Background: Trisomy 14 as the sole abnormality is a rare finding in association with myeloid malignancy. Published literature is limited and the prognostic impact of this cytogenetic change is not well established.
Design: Patients with myeloid neoplasia that contained isolated trisomy 14 were included. Cases with i(14)(q10) as the sole acquired change were also included in the study.

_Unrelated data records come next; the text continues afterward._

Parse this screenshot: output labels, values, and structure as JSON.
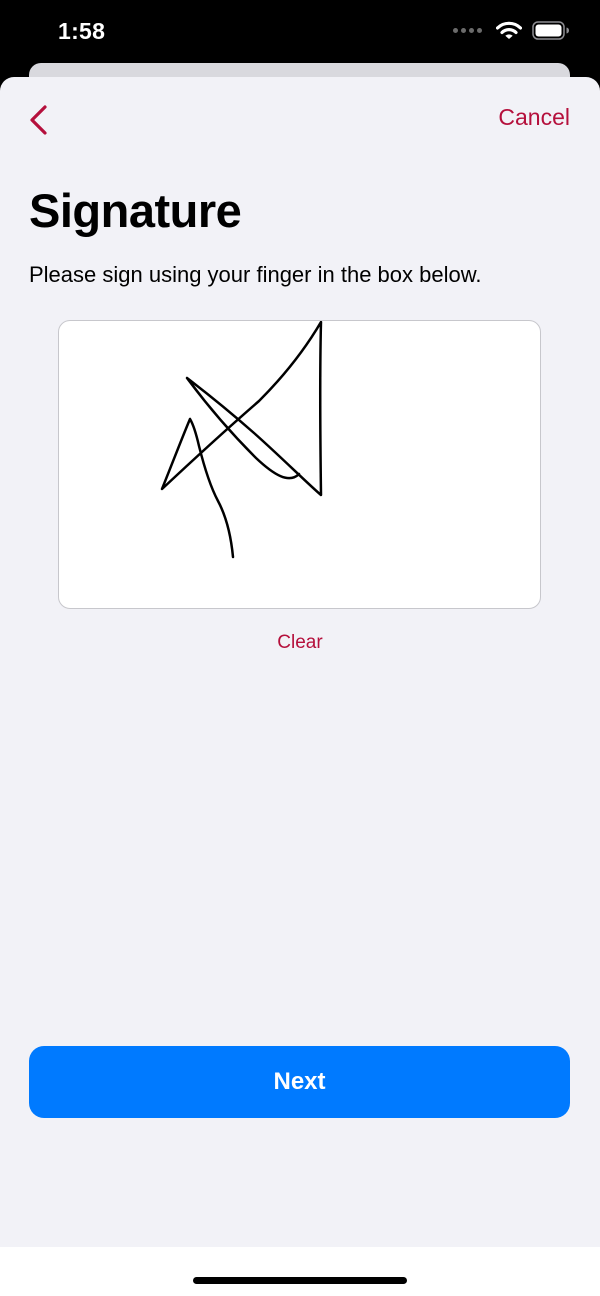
{
  "status_bar": {
    "time": "1:58",
    "icons": [
      "signal-dots-icon",
      "wifi-icon",
      "battery-icon"
    ]
  },
  "nav": {
    "back_icon": "chevron-left-icon",
    "cancel_label": "Cancel"
  },
  "page": {
    "title": "Signature",
    "instructions": "Please sign using your finger in the box below."
  },
  "signature_pad": {
    "has_signature": true,
    "clear_label": "Clear"
  },
  "footer": {
    "next_label": "Next"
  },
  "colors": {
    "accent": "#b5103c",
    "primary_button": "#007aff",
    "background": "#f2f2f7",
    "signature_box_border": "#c7c7cc"
  }
}
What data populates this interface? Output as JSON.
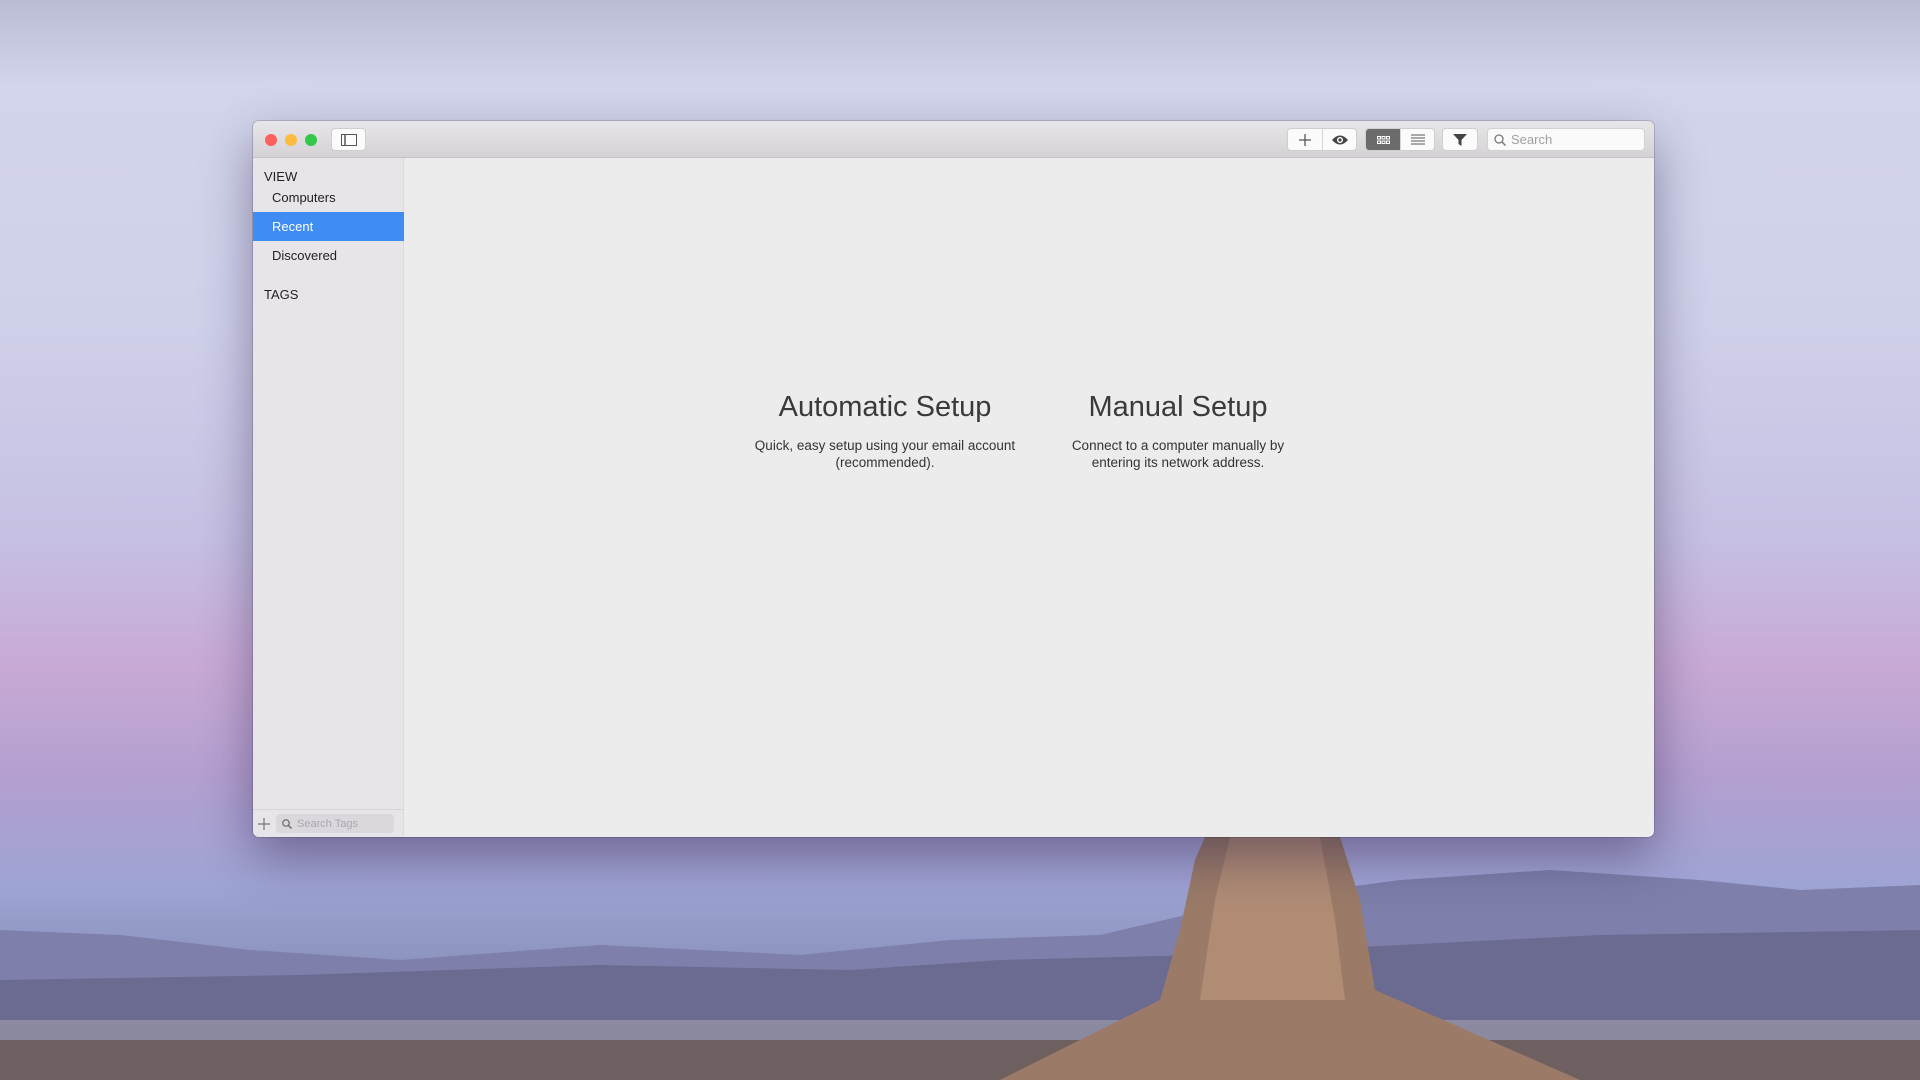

Results: A total of 16 cases were identified from the database between 07/98 and 01/09 at our center. Twelve cases had trisomy 14, and 4 had i(14)(q10). The median age of disease onset is 69 years (range of 57-86 years) with a male predominance (82%). According to the 2008 WHO classification, our cases were categorized into myelodysplastic syndromes (MDS) (7 cases), myelodysplastic syndromes/myeloproliferative neoplasm (MDS/MPN) (5 cases), and acute myeloid leukemia (AML) (4 cases). Of the 7 MDS cases, 4 (57%) were intermediate to high risk MDS (refractory anemia with excess of blasts 1 or 2) and 3 were low risk MDS (1 refractory anemia, 2 refractory anemia with ring sideroblasts). In the MDS/MPN group, 4 cases were chronic myelomonocytic leukemia and 1 was MDS/MPN, unclassifiable. Three AML cases were classified as AML with maturation and one as AML without maturation. 43% of MDS and 20% of MDS/MPN patients evolved to AML with a median interval of 16.5 months. Mutation data of oncogene KIT, RAS, FLT3 and NPM1 were available for 14 patients and class I mutations were relatively uncommon. FLT3-ITD mutation was identified in one AML and one MDS patient, whereas K-RAS mutation was found in one MDS patient. Thirteen patients had trisomy 14 at their onset of diseases. Interestingly, 3 MDS patients initially presented with a diploid karyotype and a trisomy 14 clone occurred subsequently; 2 of the 3 patients progressed to AML. At the last follow-up, a median survival for the group of MDS, MDS/MPN, and AML was 21, 31.5, and 9 months, respectively. The 3-year overall survival rate was 50% (n=6) and 50% (n=4) for MDS, and MDS/MPN patients, respectively.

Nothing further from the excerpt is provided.